The first pass of a simulation routine, written in LabVIEW, is working. I probably spent more time debugging the handshaking routine than anything else, but it’s working now. I can generate a seed code-worm that starts at cell (0, 0) then travels across to a destination cell.
In this debug stage, I need to display all the registers so I can watch what is happening within each of the individual cells. This verbose display mode means that I can only fit a 4x4 display array on my monitor. But a 4x4 array, at this first pass stage, was good enough to get things working.
I have an old Windows-XP legacy system that I kept available for periodic maintenance work on projects that I did for clients years earlier. Now that I’m retied and don’t need it anymore; time to turn it into Linux system. I’ve ordered a new hard drive and will upgrade this old XP system to Linux running Debian. The hard drive should arrive next week. At which point I’ll start the second phase of the array processor simulation project.
On the cellular automata front, it only took a little bit of research to find out that Stephen Wolfram, of Mathematica fame, has already done a significant amount of work in this area. I checked his book out from the library, “A New Kind of Science” and have started reading it.
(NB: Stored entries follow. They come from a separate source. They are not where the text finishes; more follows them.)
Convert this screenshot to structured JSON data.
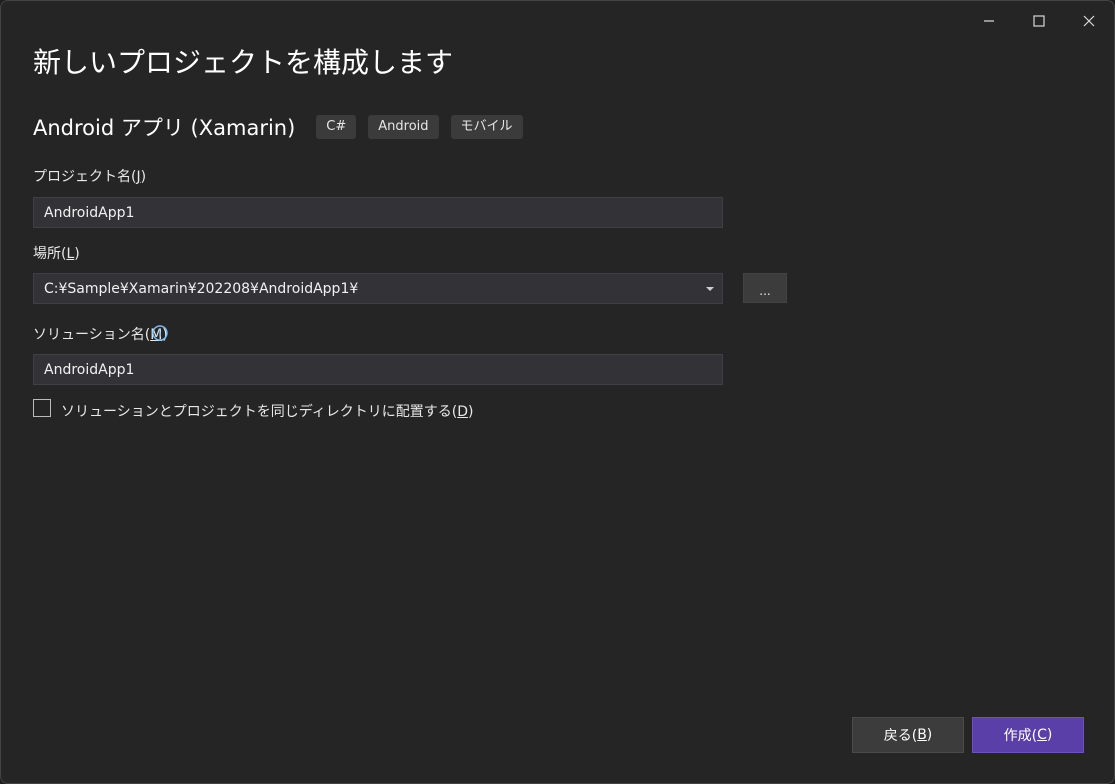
{
  "window": {
    "controls": {
      "minimize_icon": "minimize-icon",
      "maximize_icon": "maximize-icon",
      "close_icon": "close-icon"
    }
  },
  "page": {
    "title": "新しいプロジェクトを構成します"
  },
  "template": {
    "name": "Android アプリ (Xamarin)",
    "tags": [
      "C#",
      "Android",
      "モバイル"
    ]
  },
  "form": {
    "project_name": {
      "label": "プロジェクト名(",
      "mnemonic": "J",
      "label_end": ")",
      "value": "AndroidApp1"
    },
    "location": {
      "label": "場所(",
      "mnemonic": "L",
      "label_end": ")",
      "value": "C:¥Sample¥Xamarin¥202208¥AndroidApp1¥",
      "browse_label": "..."
    },
    "solution_name": {
      "label": "ソリューション名(",
      "mnemonic": "M",
      "label_end": ")",
      "value": "AndroidApp1",
      "info_icon": "info-icon"
    },
    "same_directory": {
      "label": "ソリューションとプロジェクトを同じディレクトリに配置する(",
      "mnemonic": "D",
      "label_end": ")",
      "checked": false
    }
  },
  "footer": {
    "back": {
      "label": "戻る(",
      "mnemonic": "B",
      "label_end": ")"
    },
    "create": {
      "label": "作成(",
      "mnemonic": "C",
      "label_end": ")"
    }
  },
  "colors": {
    "background": "#252526",
    "field_bg": "#333337",
    "accent": "#5b3fa8",
    "info": "#75bef8"
  }
}
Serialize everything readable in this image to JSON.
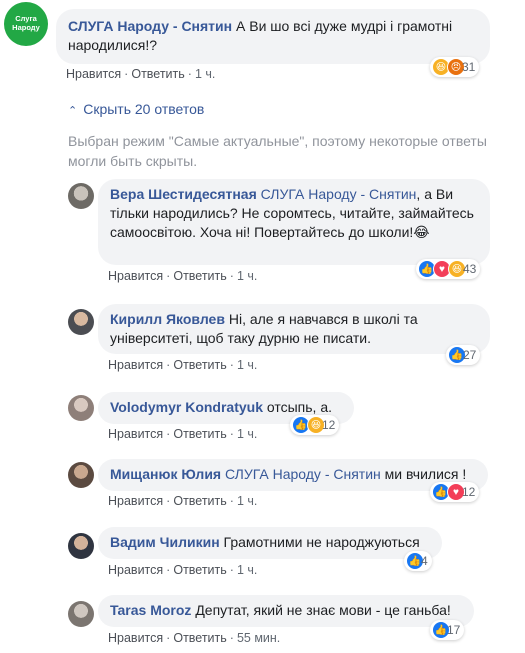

My intent is to start with duplicating some of the classic cellular automata featured on YouTube, like the Game of Life and Langton’s Ant. The challenge is going to be how to visualize the time evolution of such systems; especially in the case of arrays on the order of 100x100 and bigger. Needing to display the progress of such a large array on a standard monitor means I can’t use much more than a 10x10 pixel area per display cell. Outputting numbers in this case is out of the question. So, what I have to explore next is ways to use colors to encode what each cell is doing.
For the simple examples I will be starting with, just displaying either a light or dark shaded area will be sufficient. But as I progress to more complicated relationships between the cells I’ll need to try something different. One obvious trick is to use the assembly language “org” instruction to partition various sections of each cell’s program-code into different segments of program-memory. Then assign different colors to each of these code segments; that way encoding the program-counter as a color will indicate which subroutine is active at any one time. What other cell-variables will be relevant to visualize, and how to visualize them with color-encoding is something I need to work on in the weeks ahead.
Next, is to start making “evolution” videos of these two-dimensional cellular automata and watch to see if any patterns appear to emerge. And regarding this effort, something worth noting is that when it comes to pattern recognition, the human brain is the best visual processing system we have access to. Even Google, Facebook, Stanford, MIT and the rest, even with their unique access to massive amounts of computational horsepower, and even using advanced techniques like deep learning, are still struggling to visually recognize a cat in a picture; something that humans can do quite easily.
I need to remember that my goal is not to just recreate work others have already done, but to explore the possibilities of using code-worms as a way of stabilizing the evolution of cellular automata so that they will stay stationary and not move off screen. If I can get that far, then the next question to explore will be whether these stationary automata can be used as computational engines to process an input to an output stream? Specifically, I’m curious if an automata could be used to function as a Szilard’s Engine or a Maxwell’s demon.
On a second note: It has been over 20 years since I left physics and went into engineering. I’m afraid my math skills have gotten quite rusty. So, in an effort to get my skills backup to par, I’ll be working through my old textbook on math logic “Logic for Mathematicians” by A. G. Hamilton. and starting to work through the YouTube video series on the “Theory of Computation.”